All day Thursday, Nick had once more been going through the list of Tracey’s friends, coworkers, and the diners who always requested her table. There were more than one hundred of them on the list he had compiled all those years ago. He had been Googling them, one by one, to see if any of them had ever been in trouble in the past twenty-eight years.
A few of them were already dead. Others had retired and moved to Florida or Arizona. Not one of the people he could trace had led anything other than an ordinary life.
He had watched the press conference at noon and asked himself if a man on his deathbed would concoct a lie that, in a way, was almost as bad as admitting that he had killed Jamie Gordon. Nick didn’t think so. If Hotchkiss was going to lie, why would he have admitted knowing Jamie Gordon at all? He could have said that he found her notebook in the street in Manhattan and picked it up.
That would have been a believable story—or at least one that would have been almost impossible to disprove. And it would have exonerated him, at least in the eyes of his wife and son. So why admit punching her and then not trying to help her when she screamed?
Greco concluded that Clyde Hotchkiss had made a truthful deathbed statement.
At three o’clock, Matt Stevens called him with another update. “Nick, I could lose my job telling you this,” he began.
“I know you could. But you know you won’t because it’s just between us. What have you got?”
“Harry Simon’s lawyer is working out a deal. Simon claims
through his lawyer that he was following Tracey Sloane that night, but that someone called out to her and she willingly got into a van.”
“A van?”
“Yes. Simon said it was a midsize black furniture van with gold lettering on the side, and he could read part of the wording. He swears ‘antique’ was one of the words. Jack Worth, the plant manager at the time of the explosion, was already working back then at Connelly Fine Antique Reproductions as an assistant bookkeeper. We’ll see if he’s willing to come back and answer some more questions. We’ll really lay into him this time. Let’s hope he hasn’t lawyered up.”
“All right, thanks, Matt. Keep me posted.”

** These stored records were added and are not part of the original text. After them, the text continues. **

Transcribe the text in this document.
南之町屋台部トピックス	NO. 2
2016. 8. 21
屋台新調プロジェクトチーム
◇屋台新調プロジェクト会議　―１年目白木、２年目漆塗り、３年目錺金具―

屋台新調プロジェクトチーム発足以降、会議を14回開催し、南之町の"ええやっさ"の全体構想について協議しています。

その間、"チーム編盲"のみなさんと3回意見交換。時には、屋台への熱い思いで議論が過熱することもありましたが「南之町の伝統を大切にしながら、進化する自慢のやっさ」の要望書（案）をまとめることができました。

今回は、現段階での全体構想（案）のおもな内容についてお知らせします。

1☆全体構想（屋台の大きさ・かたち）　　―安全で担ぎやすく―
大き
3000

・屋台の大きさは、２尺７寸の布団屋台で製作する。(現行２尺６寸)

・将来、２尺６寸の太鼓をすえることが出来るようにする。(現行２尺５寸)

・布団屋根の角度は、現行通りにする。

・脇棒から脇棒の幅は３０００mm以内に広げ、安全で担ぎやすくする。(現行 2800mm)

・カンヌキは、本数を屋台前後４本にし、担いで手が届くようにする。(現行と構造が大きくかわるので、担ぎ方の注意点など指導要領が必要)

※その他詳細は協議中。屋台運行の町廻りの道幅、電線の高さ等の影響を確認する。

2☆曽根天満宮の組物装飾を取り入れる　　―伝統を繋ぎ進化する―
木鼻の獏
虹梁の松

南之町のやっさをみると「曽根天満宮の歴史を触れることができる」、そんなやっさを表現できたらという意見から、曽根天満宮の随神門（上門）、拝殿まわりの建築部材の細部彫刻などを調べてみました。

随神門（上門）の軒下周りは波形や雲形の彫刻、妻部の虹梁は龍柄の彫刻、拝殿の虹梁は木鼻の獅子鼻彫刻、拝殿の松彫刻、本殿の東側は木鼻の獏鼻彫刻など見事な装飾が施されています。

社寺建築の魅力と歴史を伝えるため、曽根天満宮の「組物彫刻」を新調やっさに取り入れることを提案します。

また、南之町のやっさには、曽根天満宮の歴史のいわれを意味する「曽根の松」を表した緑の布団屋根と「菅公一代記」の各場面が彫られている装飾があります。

After they had finished speaking, Nick Greco sat for a long minute at his desk as his mind made the connection between Connelly Fine Antique Reproductions and the names on his list of people who had been questioned in Tracey Sloane’s death.
Then, almost with a jolt, he remembered one of those names. Connor Connelly. Connor had dined at Tommy’s Bistro a number of times, Greco recalled. We had been told by some of her coworkers that Connelly had always requested Tracey’s table. And he was one of the men in the picture Tracey had on top of her dresser in her bedroom. But his name had been removed from the list of people to question when we learned that he had died in a boating accident weeks before Tracey disappeared. That was what I was trying to remember, Nick thought. I saw his name on the copy of my original list when I looked at it again yesterday.
This time when he opened his computer, Nick began a search for everything he could learn about Connor Connelly and his entire family.
84
O
n Thursday morning, Douglas Connelly did not wait for the phone call he knew he would get. Instead he called the person “with the angry voice” himself.
“You will get your money, though I am still not convinced that I am guilty of what you accuse me of,” Connelly said, trying to sound calm, his hand clenching involuntarily. “Sure, your client can have a bunch of goons work me over, but that won’t bring you one cent. You’ve made plenty in the past on the, shall we say, ‘tips’ I’ve given you, so you can afford to wait a few weeks and you’ll be paid in full. Paid without a pain-and-suffering bonus, I might add.”